As a typical comment in an OFSTED report puts it: "There are efficient and effective systems in place for the prudent management of the school's financial resources. The quality of planning in all areas is good and, as a result, the school provides good value for money."
While value for money is a difficult concept to apply to schools, efficiency - in the sense of providing services at the least possible cost and avoiding waste - is more straightforward.
The chief inspector's report estimates that at least one secondary school in six could improve its efficiency by delegating more routine tasks to non-teaching staff and making better use of IT facilities, library resources, in-service training and teachers' non-contact time.
While schools that make good use of financial resources have clear development priorities and target spending on areas of need, those which are judged less efficient tend to lack clear priorities. They often fail to quantify needs and to cost alternatives. They take uninformed financial decisions, which result in waste, including under-used textbooks and over-used photocopiers.
To improve their financial efficiency, they need to link financial and development planning. "A lot of schools now have good three to five-year development plans and know where they want to go - and yet they budget on an annual basis," says Roger Opie, head of educational services at the Industrial Society, which offers training and consultancy services to schools.

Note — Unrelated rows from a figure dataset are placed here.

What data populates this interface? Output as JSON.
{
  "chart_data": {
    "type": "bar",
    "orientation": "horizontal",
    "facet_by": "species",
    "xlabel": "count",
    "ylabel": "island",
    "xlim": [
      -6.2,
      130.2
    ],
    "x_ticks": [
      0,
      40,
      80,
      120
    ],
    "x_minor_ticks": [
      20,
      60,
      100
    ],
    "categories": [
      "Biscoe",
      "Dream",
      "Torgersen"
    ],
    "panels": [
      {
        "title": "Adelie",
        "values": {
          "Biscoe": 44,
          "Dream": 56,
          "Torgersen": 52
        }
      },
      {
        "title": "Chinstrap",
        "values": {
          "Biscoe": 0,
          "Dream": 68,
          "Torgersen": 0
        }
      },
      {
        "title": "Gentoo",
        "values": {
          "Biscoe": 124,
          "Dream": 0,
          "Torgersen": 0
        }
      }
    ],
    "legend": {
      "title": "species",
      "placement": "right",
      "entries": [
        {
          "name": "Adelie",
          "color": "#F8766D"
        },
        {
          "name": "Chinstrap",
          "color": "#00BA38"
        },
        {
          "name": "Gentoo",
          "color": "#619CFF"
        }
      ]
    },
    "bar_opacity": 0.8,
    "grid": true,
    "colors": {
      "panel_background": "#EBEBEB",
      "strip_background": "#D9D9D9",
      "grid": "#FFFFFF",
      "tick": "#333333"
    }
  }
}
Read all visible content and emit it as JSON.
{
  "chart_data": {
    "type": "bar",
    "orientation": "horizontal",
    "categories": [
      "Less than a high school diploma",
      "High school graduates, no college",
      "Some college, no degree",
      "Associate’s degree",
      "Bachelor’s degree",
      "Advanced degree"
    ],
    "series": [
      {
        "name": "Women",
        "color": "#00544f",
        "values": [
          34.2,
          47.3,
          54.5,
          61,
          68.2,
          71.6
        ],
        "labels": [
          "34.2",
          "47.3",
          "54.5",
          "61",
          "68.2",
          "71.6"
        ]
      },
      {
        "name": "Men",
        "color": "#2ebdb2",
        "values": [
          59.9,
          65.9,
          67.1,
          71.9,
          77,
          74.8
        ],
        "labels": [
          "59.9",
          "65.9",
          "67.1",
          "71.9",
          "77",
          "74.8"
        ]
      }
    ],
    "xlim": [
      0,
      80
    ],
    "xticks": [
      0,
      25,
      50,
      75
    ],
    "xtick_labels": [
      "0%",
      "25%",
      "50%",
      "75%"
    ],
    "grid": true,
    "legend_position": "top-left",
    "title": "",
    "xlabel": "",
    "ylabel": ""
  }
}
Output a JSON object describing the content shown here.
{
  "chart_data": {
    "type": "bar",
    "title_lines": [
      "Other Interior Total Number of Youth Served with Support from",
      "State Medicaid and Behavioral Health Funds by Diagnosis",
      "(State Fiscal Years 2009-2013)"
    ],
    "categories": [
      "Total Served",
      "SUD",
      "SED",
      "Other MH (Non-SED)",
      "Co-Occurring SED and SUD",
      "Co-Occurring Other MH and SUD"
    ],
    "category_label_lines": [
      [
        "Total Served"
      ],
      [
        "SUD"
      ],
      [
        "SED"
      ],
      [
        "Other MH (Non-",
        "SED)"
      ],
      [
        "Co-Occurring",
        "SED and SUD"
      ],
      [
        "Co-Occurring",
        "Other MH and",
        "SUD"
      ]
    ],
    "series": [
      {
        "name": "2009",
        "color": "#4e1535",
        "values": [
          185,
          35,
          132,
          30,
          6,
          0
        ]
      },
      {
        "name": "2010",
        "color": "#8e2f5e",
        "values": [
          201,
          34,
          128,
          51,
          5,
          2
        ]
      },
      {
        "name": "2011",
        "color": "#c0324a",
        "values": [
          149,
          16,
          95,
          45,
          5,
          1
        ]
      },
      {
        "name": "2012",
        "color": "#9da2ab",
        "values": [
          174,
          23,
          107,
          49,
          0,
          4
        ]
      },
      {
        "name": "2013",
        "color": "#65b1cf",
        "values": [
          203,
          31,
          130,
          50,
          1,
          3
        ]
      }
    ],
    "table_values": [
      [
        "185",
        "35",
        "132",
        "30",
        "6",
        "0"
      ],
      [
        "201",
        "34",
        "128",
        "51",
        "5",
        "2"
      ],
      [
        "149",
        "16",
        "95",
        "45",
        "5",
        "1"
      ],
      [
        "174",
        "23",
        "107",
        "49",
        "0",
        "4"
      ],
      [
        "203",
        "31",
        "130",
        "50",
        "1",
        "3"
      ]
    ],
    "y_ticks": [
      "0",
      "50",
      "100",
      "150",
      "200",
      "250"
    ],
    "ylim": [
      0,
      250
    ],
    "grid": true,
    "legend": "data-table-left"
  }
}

"They wait until the year ends and see what they are going to do in the next year, which makes nonsense of a three to five-year vision."
He argues that even though schools have to work within the current year's budget, they should still draw up outline budgets for the next two or three years. If the roof then collapses or teachers get a huge pay rise, they will obviously have to revise their plans.
Schools also need to audit their own financial performance to identify ways of improving efficiency; comparisons with other schools can help in this process. One source of comparative information is the Audit Commission, which has just published Adding Up the Sums 4, the fourth in a series of surveys of schools' spending.
This shows that the proportion of delegated budgets spent on teachers' salaries ranges from just under 60 per cent to more than 90 in secondary schools, and from 60 per cent to more than 80 in primaries.
By themselves these variations say little about how well the 72 schools in the sample manage their finances. But many local authorities publish comparative figures for similar schools and encourage heads and governors to discuss the reasons for any differences between schools.
Some may spend more of their budgets on teachers' pay than others of similar size because they employ more staff who are older or more experienced; or because they have chosen to have smaller classes or to give teachers more non-contact time. But heads and governors of schools in this position might do well to consider why their staffing costs are so much higher.
Any consideration of spending on salaries needs to take account of administrative and ancillary help, as well as teaching costs, and the Audit Commission's figures show wide variations in the number of hours worked by administrative staff in schools of similar size.